Magnetically Assembled SERS Substrates Composed of Iron–Silver Nanoparticles Obtained by Laser Ablation in Liquid

The widespread application of surface‐enhanced Raman scattering (SERS) would benefit from simple and scalable self‐assembly procedures for the realization of plasmonic arrays with a high density of electromagnetic hot‐spots. To this aim, the exploitation of iron‐doped silver nanoparticles (NPs) synthesized by laser ablation of a bulk bimetallic iron–silver target immersed in ethanol is described.

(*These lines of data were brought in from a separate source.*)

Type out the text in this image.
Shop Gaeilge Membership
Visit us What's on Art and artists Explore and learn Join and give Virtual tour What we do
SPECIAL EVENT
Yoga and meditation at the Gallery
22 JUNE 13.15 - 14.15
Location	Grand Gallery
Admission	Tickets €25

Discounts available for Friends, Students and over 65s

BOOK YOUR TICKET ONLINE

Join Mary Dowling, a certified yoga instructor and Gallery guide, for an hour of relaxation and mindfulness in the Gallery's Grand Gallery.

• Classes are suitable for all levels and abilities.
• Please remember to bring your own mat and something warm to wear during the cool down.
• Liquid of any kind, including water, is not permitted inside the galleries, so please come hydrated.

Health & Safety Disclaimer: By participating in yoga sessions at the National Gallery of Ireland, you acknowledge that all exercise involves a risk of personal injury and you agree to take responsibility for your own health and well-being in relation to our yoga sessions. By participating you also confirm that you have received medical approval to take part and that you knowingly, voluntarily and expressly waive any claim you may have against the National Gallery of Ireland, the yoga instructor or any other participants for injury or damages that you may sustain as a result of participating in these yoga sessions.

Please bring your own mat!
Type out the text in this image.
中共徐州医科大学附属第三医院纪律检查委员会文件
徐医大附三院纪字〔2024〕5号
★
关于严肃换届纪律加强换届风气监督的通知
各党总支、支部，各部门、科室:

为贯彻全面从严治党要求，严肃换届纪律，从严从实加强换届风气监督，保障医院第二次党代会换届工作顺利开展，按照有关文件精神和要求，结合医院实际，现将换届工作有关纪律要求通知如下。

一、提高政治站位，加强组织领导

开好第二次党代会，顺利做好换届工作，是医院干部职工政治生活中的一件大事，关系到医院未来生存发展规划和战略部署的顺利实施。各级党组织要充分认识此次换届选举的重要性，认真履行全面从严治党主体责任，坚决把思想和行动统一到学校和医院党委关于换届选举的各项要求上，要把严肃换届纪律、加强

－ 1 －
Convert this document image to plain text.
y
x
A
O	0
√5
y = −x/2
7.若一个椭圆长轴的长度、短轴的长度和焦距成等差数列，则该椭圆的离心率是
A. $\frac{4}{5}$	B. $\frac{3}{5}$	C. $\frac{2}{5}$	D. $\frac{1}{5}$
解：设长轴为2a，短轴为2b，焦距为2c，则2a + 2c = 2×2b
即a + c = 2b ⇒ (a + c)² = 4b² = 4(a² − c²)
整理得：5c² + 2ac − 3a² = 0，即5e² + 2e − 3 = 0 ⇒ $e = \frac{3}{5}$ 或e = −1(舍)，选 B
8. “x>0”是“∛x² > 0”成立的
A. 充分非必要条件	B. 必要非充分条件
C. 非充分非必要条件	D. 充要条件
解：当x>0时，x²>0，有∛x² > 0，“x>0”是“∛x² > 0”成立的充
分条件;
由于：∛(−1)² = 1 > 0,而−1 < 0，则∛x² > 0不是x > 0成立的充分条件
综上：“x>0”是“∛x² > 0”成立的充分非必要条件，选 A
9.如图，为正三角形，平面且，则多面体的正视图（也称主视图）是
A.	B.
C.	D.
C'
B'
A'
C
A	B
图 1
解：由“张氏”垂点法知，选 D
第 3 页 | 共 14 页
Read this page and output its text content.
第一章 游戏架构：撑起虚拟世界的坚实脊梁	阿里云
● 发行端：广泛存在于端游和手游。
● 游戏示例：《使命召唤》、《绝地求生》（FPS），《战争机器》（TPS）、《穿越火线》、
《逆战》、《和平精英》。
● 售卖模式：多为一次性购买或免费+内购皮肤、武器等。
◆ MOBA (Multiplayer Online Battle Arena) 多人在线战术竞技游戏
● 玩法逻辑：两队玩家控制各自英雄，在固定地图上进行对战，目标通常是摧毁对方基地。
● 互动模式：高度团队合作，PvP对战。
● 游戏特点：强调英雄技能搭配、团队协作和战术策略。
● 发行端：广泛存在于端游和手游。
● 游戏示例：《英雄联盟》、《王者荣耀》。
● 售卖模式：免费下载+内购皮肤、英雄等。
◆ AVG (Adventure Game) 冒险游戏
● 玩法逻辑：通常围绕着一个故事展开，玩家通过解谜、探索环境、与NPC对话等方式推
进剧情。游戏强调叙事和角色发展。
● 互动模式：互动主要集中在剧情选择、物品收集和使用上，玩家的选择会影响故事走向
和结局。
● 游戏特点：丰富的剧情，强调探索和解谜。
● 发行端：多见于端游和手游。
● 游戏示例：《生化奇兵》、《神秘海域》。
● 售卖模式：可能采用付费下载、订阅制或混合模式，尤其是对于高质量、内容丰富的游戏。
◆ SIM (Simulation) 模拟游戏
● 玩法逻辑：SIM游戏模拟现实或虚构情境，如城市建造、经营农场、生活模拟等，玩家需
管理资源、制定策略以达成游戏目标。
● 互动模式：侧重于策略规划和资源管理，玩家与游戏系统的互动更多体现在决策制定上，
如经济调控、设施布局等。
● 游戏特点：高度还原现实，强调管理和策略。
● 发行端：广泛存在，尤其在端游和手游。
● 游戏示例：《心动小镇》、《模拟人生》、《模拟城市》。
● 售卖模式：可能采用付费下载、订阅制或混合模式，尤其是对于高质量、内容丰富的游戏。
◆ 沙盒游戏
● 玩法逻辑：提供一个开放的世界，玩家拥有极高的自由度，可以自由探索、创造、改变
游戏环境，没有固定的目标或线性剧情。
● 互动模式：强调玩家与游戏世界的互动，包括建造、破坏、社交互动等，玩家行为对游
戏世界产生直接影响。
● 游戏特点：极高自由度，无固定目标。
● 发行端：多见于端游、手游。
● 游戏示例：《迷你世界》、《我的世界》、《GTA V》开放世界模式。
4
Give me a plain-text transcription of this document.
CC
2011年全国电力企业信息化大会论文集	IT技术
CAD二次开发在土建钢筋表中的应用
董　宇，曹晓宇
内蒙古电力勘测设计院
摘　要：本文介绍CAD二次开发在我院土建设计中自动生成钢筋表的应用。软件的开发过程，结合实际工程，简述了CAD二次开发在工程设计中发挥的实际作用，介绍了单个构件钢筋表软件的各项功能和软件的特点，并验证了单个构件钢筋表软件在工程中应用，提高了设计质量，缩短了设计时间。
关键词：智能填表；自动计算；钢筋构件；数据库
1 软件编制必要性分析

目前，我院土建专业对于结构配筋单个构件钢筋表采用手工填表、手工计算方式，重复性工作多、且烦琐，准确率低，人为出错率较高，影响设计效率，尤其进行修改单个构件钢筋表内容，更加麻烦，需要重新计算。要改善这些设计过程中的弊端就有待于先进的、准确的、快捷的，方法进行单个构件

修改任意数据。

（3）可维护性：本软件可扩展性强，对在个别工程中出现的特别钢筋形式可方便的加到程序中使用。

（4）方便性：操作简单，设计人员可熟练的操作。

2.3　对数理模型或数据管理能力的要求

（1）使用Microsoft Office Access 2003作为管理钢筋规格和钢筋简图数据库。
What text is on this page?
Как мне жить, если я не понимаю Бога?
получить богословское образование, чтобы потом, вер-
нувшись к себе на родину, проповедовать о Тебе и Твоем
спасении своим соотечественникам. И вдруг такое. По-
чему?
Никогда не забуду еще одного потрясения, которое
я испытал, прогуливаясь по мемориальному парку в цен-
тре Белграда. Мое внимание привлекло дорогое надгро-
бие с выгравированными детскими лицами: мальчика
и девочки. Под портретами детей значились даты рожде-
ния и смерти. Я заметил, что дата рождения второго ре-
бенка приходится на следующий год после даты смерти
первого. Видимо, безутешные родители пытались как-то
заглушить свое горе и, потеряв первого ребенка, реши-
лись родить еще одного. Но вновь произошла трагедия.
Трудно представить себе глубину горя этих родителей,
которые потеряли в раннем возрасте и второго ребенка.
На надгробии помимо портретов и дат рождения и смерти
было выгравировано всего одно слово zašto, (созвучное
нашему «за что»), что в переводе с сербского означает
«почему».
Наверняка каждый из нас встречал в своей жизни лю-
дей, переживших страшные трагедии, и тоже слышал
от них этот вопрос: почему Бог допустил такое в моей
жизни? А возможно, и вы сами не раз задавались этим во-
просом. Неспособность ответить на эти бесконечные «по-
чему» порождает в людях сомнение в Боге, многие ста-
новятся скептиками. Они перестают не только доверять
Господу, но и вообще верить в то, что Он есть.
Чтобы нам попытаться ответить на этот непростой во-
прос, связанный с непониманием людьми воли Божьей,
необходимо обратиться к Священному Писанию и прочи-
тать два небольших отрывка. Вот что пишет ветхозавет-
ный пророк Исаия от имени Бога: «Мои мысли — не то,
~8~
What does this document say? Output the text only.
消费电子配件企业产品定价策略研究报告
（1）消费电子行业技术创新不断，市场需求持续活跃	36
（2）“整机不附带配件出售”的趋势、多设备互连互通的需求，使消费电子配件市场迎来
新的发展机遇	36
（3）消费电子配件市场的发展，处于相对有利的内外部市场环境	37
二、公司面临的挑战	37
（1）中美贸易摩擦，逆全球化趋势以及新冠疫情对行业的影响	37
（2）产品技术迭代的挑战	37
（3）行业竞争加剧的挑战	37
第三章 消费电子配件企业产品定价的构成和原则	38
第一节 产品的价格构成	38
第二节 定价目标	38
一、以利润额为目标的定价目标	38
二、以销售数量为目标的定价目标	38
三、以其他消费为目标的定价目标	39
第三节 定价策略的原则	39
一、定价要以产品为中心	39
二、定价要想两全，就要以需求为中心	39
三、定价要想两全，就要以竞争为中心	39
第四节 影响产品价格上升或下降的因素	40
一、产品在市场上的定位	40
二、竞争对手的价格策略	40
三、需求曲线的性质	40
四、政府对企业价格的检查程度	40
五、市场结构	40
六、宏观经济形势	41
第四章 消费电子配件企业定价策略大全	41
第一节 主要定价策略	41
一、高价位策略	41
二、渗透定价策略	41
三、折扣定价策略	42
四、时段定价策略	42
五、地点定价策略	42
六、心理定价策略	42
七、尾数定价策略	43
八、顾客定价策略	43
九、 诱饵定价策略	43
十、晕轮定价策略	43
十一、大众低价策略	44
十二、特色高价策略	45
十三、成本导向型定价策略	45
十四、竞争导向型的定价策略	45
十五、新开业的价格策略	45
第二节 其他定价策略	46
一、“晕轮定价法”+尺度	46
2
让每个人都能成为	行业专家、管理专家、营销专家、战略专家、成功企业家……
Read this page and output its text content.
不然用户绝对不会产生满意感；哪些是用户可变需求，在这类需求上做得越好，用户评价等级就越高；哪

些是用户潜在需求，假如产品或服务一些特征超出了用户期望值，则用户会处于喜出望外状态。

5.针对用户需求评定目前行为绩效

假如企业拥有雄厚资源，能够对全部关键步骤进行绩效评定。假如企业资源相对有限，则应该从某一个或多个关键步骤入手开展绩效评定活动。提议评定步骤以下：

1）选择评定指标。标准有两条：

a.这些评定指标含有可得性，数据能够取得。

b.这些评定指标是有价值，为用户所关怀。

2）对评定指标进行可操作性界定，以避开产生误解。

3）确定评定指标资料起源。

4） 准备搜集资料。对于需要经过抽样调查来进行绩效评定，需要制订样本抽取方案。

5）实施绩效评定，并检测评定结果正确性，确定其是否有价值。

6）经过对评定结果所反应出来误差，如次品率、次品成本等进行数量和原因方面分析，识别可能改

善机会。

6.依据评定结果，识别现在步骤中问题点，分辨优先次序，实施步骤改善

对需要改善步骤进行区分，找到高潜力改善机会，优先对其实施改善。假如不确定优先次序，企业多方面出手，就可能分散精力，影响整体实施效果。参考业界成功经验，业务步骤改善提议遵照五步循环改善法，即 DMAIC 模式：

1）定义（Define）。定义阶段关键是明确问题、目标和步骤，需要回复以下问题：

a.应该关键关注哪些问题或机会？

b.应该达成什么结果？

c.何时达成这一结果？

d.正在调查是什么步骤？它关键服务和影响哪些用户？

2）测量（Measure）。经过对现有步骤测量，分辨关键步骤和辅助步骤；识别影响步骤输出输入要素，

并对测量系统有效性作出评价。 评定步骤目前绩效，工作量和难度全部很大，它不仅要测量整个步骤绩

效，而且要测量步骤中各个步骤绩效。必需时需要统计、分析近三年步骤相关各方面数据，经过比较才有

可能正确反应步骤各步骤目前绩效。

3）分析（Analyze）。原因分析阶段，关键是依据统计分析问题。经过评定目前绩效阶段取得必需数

The use of laser ablation in liquid is key to achieving bimetallic NPs in one step with a clean surface available for functionalization with the desired thiolated molecules. These iron–silver NPs show SERS performances, a ready response to external magnetic fields and complete flexibility in surface coating. All these characteristics were used for the magnetic assembly of plasmonic arrays which served as SERS substrates for the identification of molecules of analytical interest. The magnetic assembly of NPs allowed a 28‐fold increase in the SERS signal of analytes compared to not‐assembled NPs. The versatility of substrate preparation and the SERS performances were investigated as a function of NPs surface coating among different thiolated ligands. These results show a simple procedure to obtain magnetically assembled regenerable plasmonic arrays for repeated SERS investigation of different samples, and it can be of inspiration for the realization of other self‐assembled and reconfigurable magnetic–plasmonic devices. Joining forces: Bimetallic iron–silver nanoparticles (NPs) can be synthesized by laser ablation, with surface‐enhanced Raman spectroscopy (SERS) performances, ready responses to magnetic fields, and complete flexibility in surface coating, and used for the magnetic assembly of SERS substrates. Magnetic assembly allows a significant increase in the SERS signal of analytes compared with non‐assembled NPs (see figure).